GSK and Innoviva report positive headline results from IMPACT study showing single inhaler triple therapy Trelegy Ellipta reduced COPD exacerbations
GlaxoSmithKline plc (LSE/NYSE: GSK) and Innoviva, Inc. today announced positive headline results from the landmark phase III IMPACT study of Trelegy Ellipta, the first and only FDA approved once-daily single inhaler triple therapy comprising an inhaled corticosteroid (ICS), long-acting muscarinic antagonist (LAMA) and long-acting beta agonist (LABA). Trelegy Ellipta is approved for the long-term, once-daily, maintenance treatment of patients with chronic obstructive pulmonary disease (COPD) who are receiving Breo and require additional bronchodilation or who are receiving Breo and Incruse.

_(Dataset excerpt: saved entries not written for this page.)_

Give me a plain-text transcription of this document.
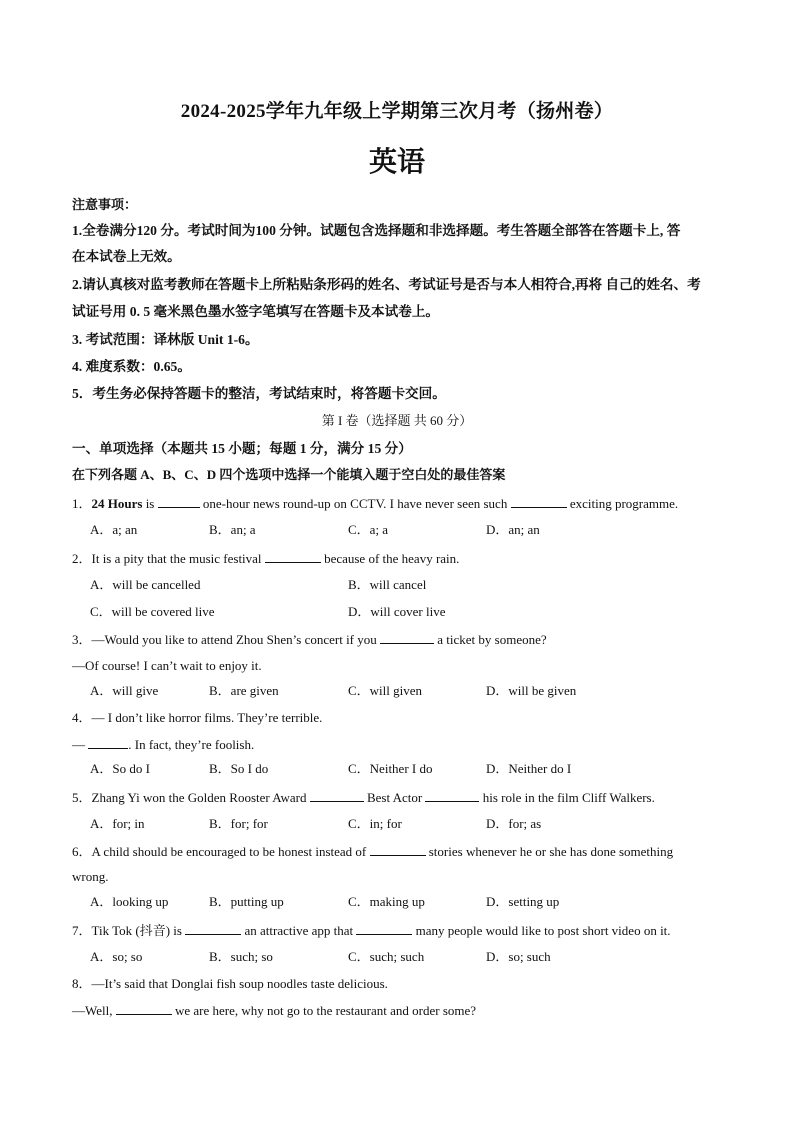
2024-2025学年九年级上学期第三次月考（扬州卷）
英语
注意事项：
1.全卷满分120 分。考试时间为100 分钟。试题包含选择题和非选择题。考生答题全部答在答题卡上, 答
在本试卷上无效。
2.请认真核对监考教师在答题卡上所粘贴条形码的姓名、考试证号是否与本人相符合,再将 自己的姓名、考
试证号用 0. 5 毫米黑色墨水签字笔填写在答题卡及本试卷上。
3. 考试范围：译林版 Unit 1-6。
4. 难度系数：0.65。
5．考生务必保持答题卡的整洁，考试结束时，将答题卡交回。
第 I 卷（选择题 共 60 分）
一、单项选择（本题共 15 小题；每题 1 分，满分 15 分）
在下列各题 A、B、C、D 四个选项中选择一个能填入题于空白处的最佳答案
1．24 Hours is	one-hour news round-up on CCTV. I have never seen such	exciting programme.
A．a; an	B．an; a	C．a; a	D．an; an
2．It is a pity that the music festival	because of the heavy rain.
A．will be cancelled	B．will cancel
C．will be covered live	D．will cover live
3．—Would you like to attend Zhou Shen’s concert if you	a ticket by someone?
—Of course! I can’t wait to enjoy it.
A．will give	B．are given	C．will given	D．will be given
4．— I don’t like horror films. They’re terrible.
—	. In fact, they’re foolish.
A．So do I	B．So I do	C．Neither I do	D．Neither do I
5．Zhang Yi won the Golden Rooster Award	Best Actor	his role in the film Cliff Walkers.
A．for; in	B．for; for	C．in; for	D．for; as
6．A child should be encouraged to be honest instead of	stories whenever he or she has done something
wrong.
A．looking up	B．putting up	C．making up	D．setting up
7．Tik Tok (抖音) is	an attractive app that	many people would like to post short video on it.
A．so; so	B．such; so	C．such; such	D．so; such
8．—It’s said that Donglai fish soup noodles taste delicious.
—Well,	we are here, why not go to the restaurant and order some?
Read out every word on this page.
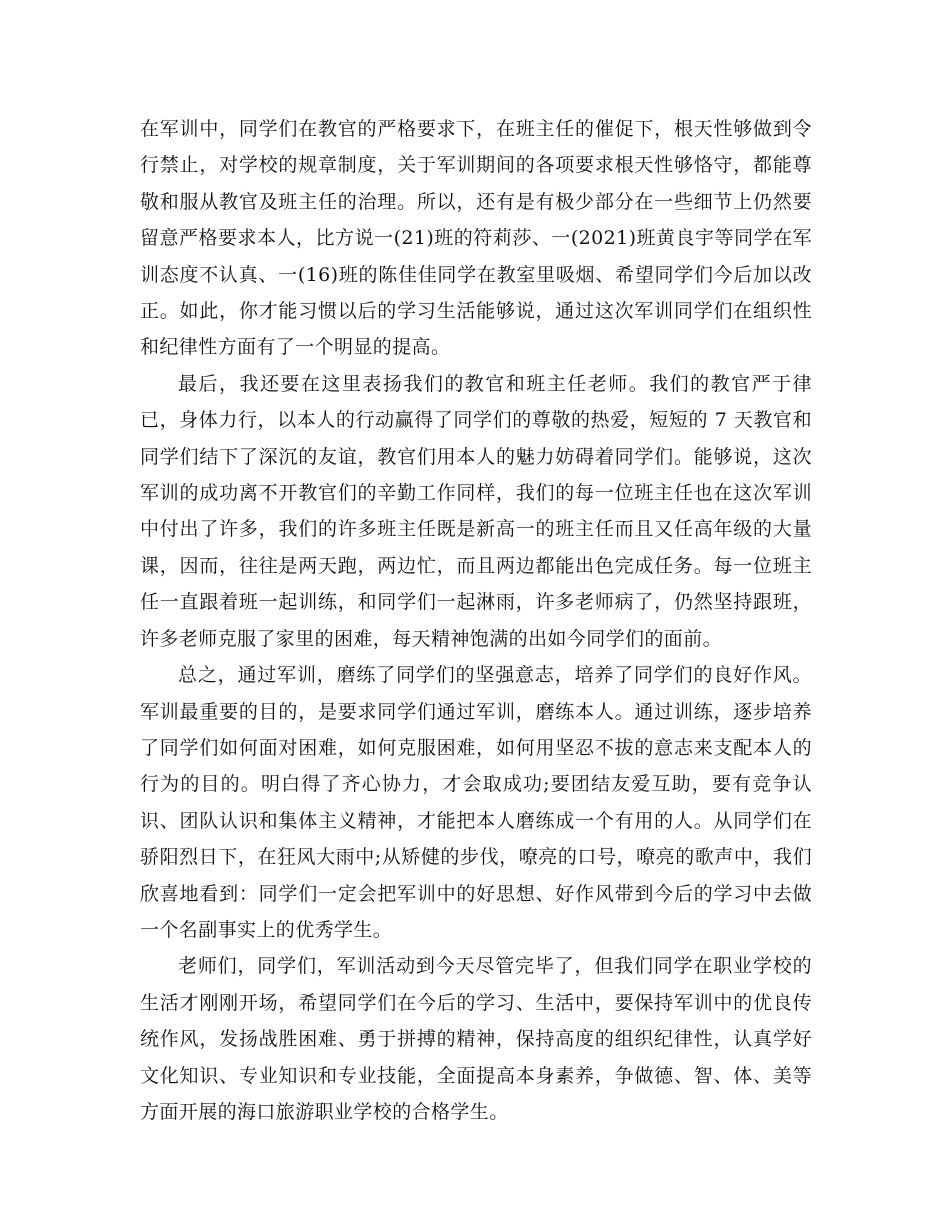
在军训中，同学们在教官的严格要求下，在班主任的催促下，根天性够做到令行禁止，对学校的规章制度，关于军训期间的各项要求根天性够恪守，都能尊敬和服从教官及班主任的治理。所以，还有是有极少部分在一些细节上仍然要留意严格要求本人，比方说一(21)班的符莉莎、一(2021)班黄良宇等同学在军训态度不认真、一(16)班的陈佳佳同学在教室里吸烟、希望同学们今后加以改正。如此，你才能习惯以后的学习生活能够说，通过这次军训同学们在组织性和纪律性方面有了一个明显的提高。

最后，我还要在这里表扬我们的教官和班主任老师。我们的教官严于律已，身体力行，以本人的行动赢得了同学们的尊敬的热爱，短短的 7 天教官和同学们结下了深沉的友谊，教官们用本人的魅力妨碍着同学们。能够说，这次军训的成功离不开教官们的辛勤工作同样，我们的每一位班主任也在这次军训中付出了许多，我们的许多班主任既是新高一的班主任而且又任高年级的大量课，因而，往往是两天跑，两边忙，而且两边都能出色完成任务。每一位班主任一直跟着班一起训练，和同学们一起淋雨，许多老师病了，仍然坚持跟班，许多老师克服了家里的困难，每天精神饱满的出如今同学们的面前。

总之，通过军训，磨练了同学们的坚强意志，培养了同学们的良好作风。军训最重要的目的，是要求同学们通过军训，磨练本人。通过训练，逐步培养了同学们如何面对困难，如何克服困难，如何用坚忍不拔的意志来支配本人的行为的目的。明白得了齐心协力，才会取成功;要团结友爱互助，要有竞争认识、团队认识和集体主义精神，才能把本人磨练成一个有用的人。从同学们在骄阳烈日下，在狂风大雨中;从矫健的步伐，嘹亮的口号，嘹亮的歌声中，我们欣喜地看到：同学们一定会把军训中的好思想、好作风带到今后的学习中去做一个名副事实上的优秀学生。

老师们，同学们，军训活动到今天尽管完毕了，但我们同学在职业学校的生活才刚刚开场，希望同学们在今后的学习、生活中，要保持军训中的优良传统作风，发扬战胜困难、勇于拼搏的精神，保持高度的组织纪律性，认真学好文化知识、专业知识和专业技能，全面提高本身素养，争做德、智、体、美等方面开展的海口旅游职业学校的合格学生。
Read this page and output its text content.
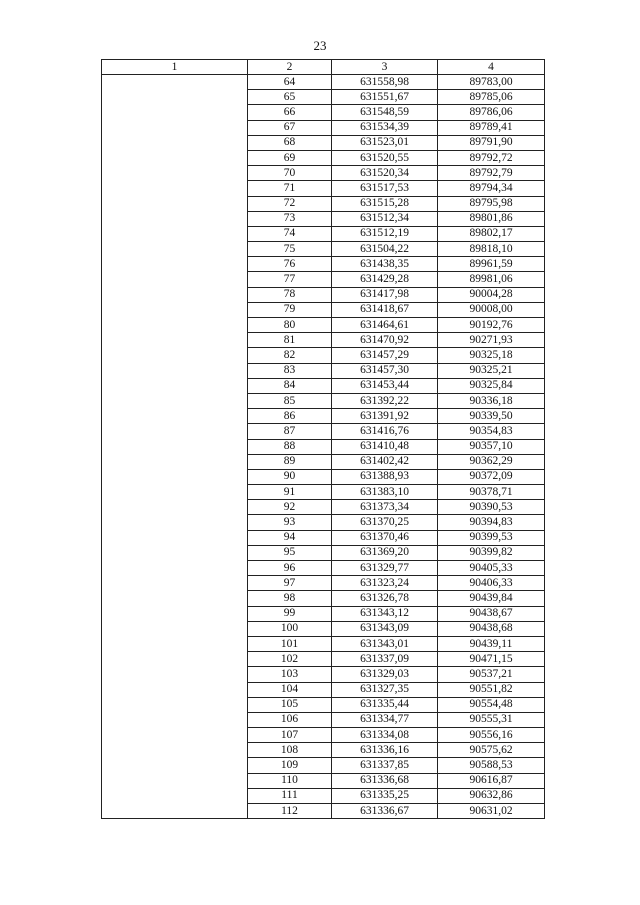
23
1	2	3	4
	64	631558,98	89783,00
	65	631551,67	89785,06
	66	631548,59	89786,06
	67	631534,39	89789,41
	68	631523,01	89791,90
	69	631520,55	89792,72
	70	631520,34	89792,79
	71	631517,53	89794,34
	72	631515,28	89795,98
	73	631512,34	89801,86
	74	631512,19	89802,17
	75	631504,22	89818,10
	76	631438,35	89961,59
	77	631429,28	89981,06
	78	631417,98	90004,28
	79	631418,67	90008,00
	80	631464,61	90192,76
	81	631470,92	90271,93
	82	631457,29	90325,18
	83	631457,30	90325,21
	84	631453,44	90325,84
	85	631392,22	90336,18
	86	631391,92	90339,50
	87	631416,76	90354,83
	88	631410,48	90357,10
	89	631402,42	90362,29
	90	631388,93	90372,09
	91	631383,10	90378,71
	92	631373,34	90390,53
	93	631370,25	90394,83
	94	631370,46	90399,53
	95	631369,20	90399,82
	96	631329,77	90405,33
	97	631323,24	90406,33
	98	631326,78	90439,84
	99	631343,12	90438,67
	100	631343,09	90438,68
	101	631343,01	90439,11
	102	631337,09	90471,15
	103	631329,03	90537,21
	104	631327,35	90551,82
	105	631335,44	90554,48
	106	631334,77	90555,31
	107	631334,08	90556,16
	108	631336,16	90575,62
	109	631337,85	90588,53
	110	631336,68	90616,87
	111	631335,25	90632,86
	112	631336,67	90631,02
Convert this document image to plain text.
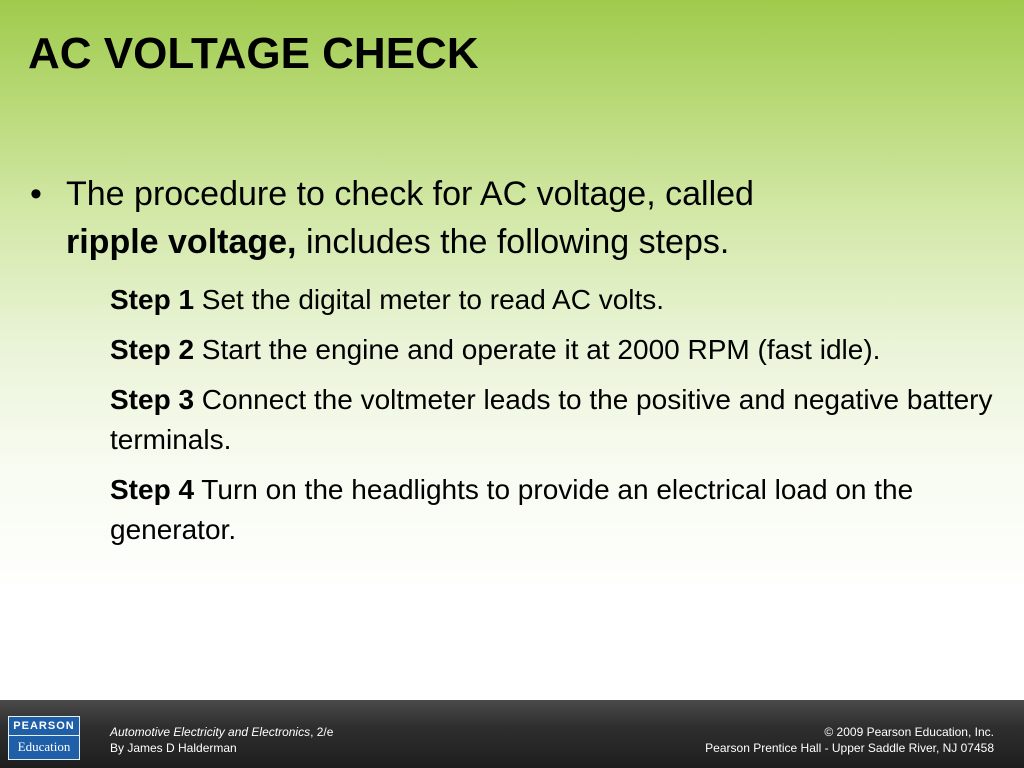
AC VOLTAGE CHECK
• The procedure to check for AC voltage, called
ripple voltage, includes the following steps.

Step 1 Set the digital meter to read AC volts.

Step 2 Start the engine and operate it at 2000 RPM (fast idle).

Step 3 Connect the voltmeter leads to the positive and negative battery terminals.

Step 4 Turn on the headlights to provide an electrical load on the generator.

PEARSON
Education
Automotive Electricity and Electronics, 2/e
By James D Halderman
© 2009 Pearson Education, Inc.
Pearson Prentice Hall - Upper Saddle River, NJ 07458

The IMPACT study, which involved 10,355 patients, met its primary endpoint demonstrating statistically significant reductions in the annual rate of on-treatment moderate/severe exacerbations for FF/UMEC/VI (100/62.5/25mcg) when compared with two, once-daily dual COPD therapies from GSK’s existing portfolio. The study showed a:
- 15% reduction for FF/UMEC/VI compared with Relvar/Breo Ellipta (FF/VI,100/25mcg); 0.91 vs 1.07 per year; p<0.001
- 25% reduction for FF/UMEC/VI compared with Anoro Ellipta (UMEC/VI, 62.5/25mcg); 0.91 vs 1.21 per year; p<0.001
In addition, statistically significant improvements were observed across all pre-specified key secondary endpoints and associated treatment comparisons:
- Change from baseline trough FEV1 at week 52 for FF/UMEC/VI compared with FF/VI was 97mL; p<0.001 and for FF/UMEC/VI compared with UMEC/VI was 54mL; p<0.001
- Change from baseline St George’s Respiratory Questionnaire at week 52 for FF/UMEC/VI compared with FF/VI was -1.8 units; p<0.001 and for FF/UMEC/VI compared with UMEC/VI was 1.8 units; p<0.001
- Analysis of time to first on-treatment moderate/severe COPD exacerbation demonstrated a 14.8% reduction in risk for FF/UMEC/VI compared with FF/VI; p<0.001, and a 16.0% reduction in risk for FF/UMEC/VI compared with UMEC/VI; p<0.001
Based on review of the headline data, the safety profile of FF/UMEC/VI was consistent with the known profile of the individual medicines and their dual combinations. The most common adverse events across the treatment groups were viral upper respiratory tract infection, worsening of COPD, upper respiratory tract infection, pneumonia and headache. The incidences of the most frequent serious adverse events were worsening of COPD: 11%, 11% and 13% for FF/UMEC/VI, FF/VI and UMEC/VI, respectively; and pneumonia: 4%, 4% and 3% for FF/UMEC/VI, FF/VI and UMEC/VI, respectively.
Patrick Vallance, President R&D, GSK, said: “We are delighted with the positive results achieved in the IMPACT study. This is the first study to report a comparison of a single inhaler triple therapy with two dual therapies, providing much needed clinical evidence about the ability of a single inhaler triple therapy to reduce exacerbations. It is important to note that all treatments were comprised of different combinations of the same component molecules administered in the same Ellipta inhaler, in a single dose, once a day to allow direct treatment comparisons. We hope these results will inform global guidelines and look forward to sharing the results with regulatory authorities. We will continue to analyse the wealth of data generated to further the understanding of the treatment of COPD.”